= Ralph Merry =

Ralph Merry, III (1753 – 1825) is known as the founder of Magog, Quebec. He was born in Lynn, Massachusetts, on March 16, 1753, and died and was buried in the Outlet, Lower Canada (now Magog, Quebec), in 1825. His grandfather, Ralph Merry, arrived in New England in the late seventeenth century from London, England. He sold his vessel, married and settled in Lynn, Massachusetts, where he had one son, Ralph II.

Ralph III married Sarah Sylvester, with whom he had eight children. He served in the American Revolution, enlisting in 1775, stationed in Lynn and nearby Salem, Massachusetts. After the war, he lived for a time in Providence, Rhode Island, and then moved to St. Johnsbury, Vermont, in 1792.

Like many Americans at the time, Merry was enticed by the prospect of land in Lower Canada, which was then being freely offered to those who would swear loyalty to the Crown. Merry purchased large tracts and settled at the Outlet on Lake Memphremagog in 1798. The village that grew from this settlement would be renamed as Magog in 1855.

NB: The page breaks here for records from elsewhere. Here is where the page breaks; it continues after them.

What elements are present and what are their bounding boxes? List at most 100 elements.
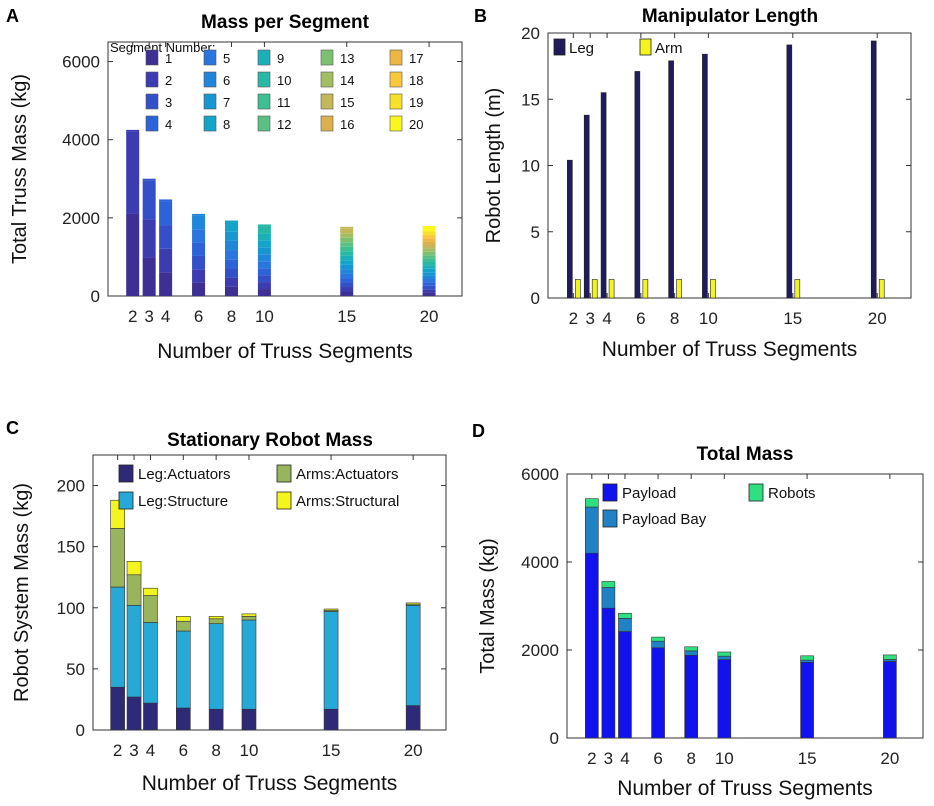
bar-segment-4-n6 [192,242,206,256]
bar-segment-7-n10 [257,247,271,255]
panel-label-c: C [6,418,19,438]
legend-label-16: 16 [340,117,354,132]
x-tick-label: 2 [128,307,137,326]
bar-robots-n8 [684,646,698,652]
bar-payload-bay-n10 [717,655,732,660]
bar-arms-actuators-n10 [241,616,257,621]
bar-segment-4-n10 [257,268,271,276]
bar-segment-2-n4 [159,248,173,273]
bar-segment-5-n8 [224,250,238,260]
legend-label-11: 11 [277,95,291,110]
legend-label-1: 1 [165,51,172,66]
x-tick-label: 2 [113,741,122,760]
x-tick-label: 2 [587,749,596,768]
x-tick-label: 20 [420,307,439,326]
bar-segment-2-n8 [224,277,238,287]
bar-segment-3-n15 [340,282,354,288]
x-tick-label: 20 [404,741,423,760]
legend-swatch-2 [145,71,159,88]
bar-segment-10-n10 [257,226,271,234]
x-tick-label: 20 [868,309,887,328]
legend-swatch-18 [389,71,403,88]
y-tick-label: 4000 [62,131,100,150]
legend-swatch-leg-actuators [118,464,134,483]
legend-swatch-19 [389,93,403,110]
bar-segment-2-n2 [126,131,140,214]
bar-segment-3-n20 [422,285,436,290]
bar-payload-bay-n3 [601,587,616,609]
y-tick-label: 2000 [62,209,100,228]
bar-payload-bay-n15 [800,659,814,663]
legend-label-13: 13 [340,51,354,66]
legend-swatch-8 [203,115,217,132]
y-tick-label: 200 [57,477,85,496]
bar-arm-n10 [710,279,716,299]
bar-segment-13-n15 [340,237,354,243]
bar-leg-structure-n10 [241,619,257,710]
bar-segment-10-n20 [422,262,436,266]
bar-payload-n4 [618,631,632,739]
bar-leg-n15 [786,44,793,299]
bar-segment-5-n20 [422,279,436,283]
legend-label-arms-structural: Arms:Structural [296,493,399,510]
chart-title: Manipulator Length [642,6,818,27]
legend-label-14: 14 [340,73,354,88]
bar-segment-2-n6 [192,269,206,283]
bar-payload-n15 [800,662,814,739]
bar-top-segment-n2 [126,129,140,132]
bar-arms-structural-n4 [143,587,158,596]
bar-arms-actuators-n2 [110,528,125,588]
legend-swatch-1 [145,49,159,66]
bar-robots-n4 [618,612,632,619]
legend-label-15: 15 [340,95,354,110]
x-axis-label: Number of Truss Segments [602,338,858,361]
legend-swatch-6 [203,71,217,88]
legend-swatch-5 [203,49,217,66]
bar-top-segment-n20 [422,226,436,229]
x-axis-label: Number of Truss Segments [157,340,413,363]
bar-arm-n3 [591,279,598,299]
x-tick-label: 3 [144,307,153,326]
bar-payload-n3 [601,607,616,739]
bar-segment-9-n15 [340,255,354,261]
bar-arm-n20 [878,279,885,299]
bar-segment-8-n10 [257,240,271,248]
bar-leg-actuators-n8 [208,708,224,731]
bar-segment-8-n8 [224,222,238,232]
bar-segment-11-n15 [340,246,354,252]
bar-segment-4-n4 [159,201,173,226]
bar-segment-1-n20 [422,292,436,296]
x-tick-label: 4 [161,307,170,326]
y-axis-label: Robot System Mass (kg) [11,483,33,702]
legend-swatch-payload [602,483,618,502]
bar-segment-11-n20 [422,258,436,263]
y-tick-label: 0 [91,287,100,306]
legend-label-10: 10 [277,73,291,88]
bar-segment-14-n15 [340,233,354,238]
chart-title: Total Mass [697,444,794,465]
bar-segment-9-n20 [422,265,436,269]
bar-segment-8-n20 [422,268,436,273]
bar-top-segment-n8 [224,220,238,223]
y-tick-label: 15 [521,90,540,109]
bar-payload-bay-n8 [684,650,698,656]
x-tick-label: 15 [337,307,356,326]
legend-label-5: 5 [223,51,230,66]
y-tick-label: 150 [57,538,85,557]
bar-segment-20-n20 [422,228,436,232]
y-tick-label: 50 [66,660,85,679]
legend-swatch-arms-structural [276,491,292,510]
panel-label-d: D [472,421,485,441]
bar-segment-7-n8 [224,231,238,241]
legend-swatch-3 [145,93,159,110]
bar-payload-bay-n4 [618,618,632,632]
bar-top-segment-n10 [257,224,271,227]
bar-robots-n10 [717,651,732,657]
bar-segment-6-n15 [340,269,354,274]
bar-segment-15-n20 [422,245,436,249]
legend-swatch-arms-actuators [276,464,292,483]
legend-swatch-arm [639,38,652,56]
x-tick-label: 8 [670,309,679,328]
bar-leg-structure-n15 [323,611,339,710]
bar-leg-structure-n8 [208,623,224,710]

Merry developed saw and grist mills on the Magog River, as well as ironworks, though these were unsuccessful due to the poor ore quality of the region. He continued to develop the village with a carpenter's shop, wool mill, and a general store that opened in 1820. By 1823 this was a stage stop on the mail route between Montreal and Stanstead. Merry built a comfortable home for his family in 1821, which still stands today as the oldest structure in Magog.

Merry died in 1825 and is interred at Pine Hill Cemetery in Magog.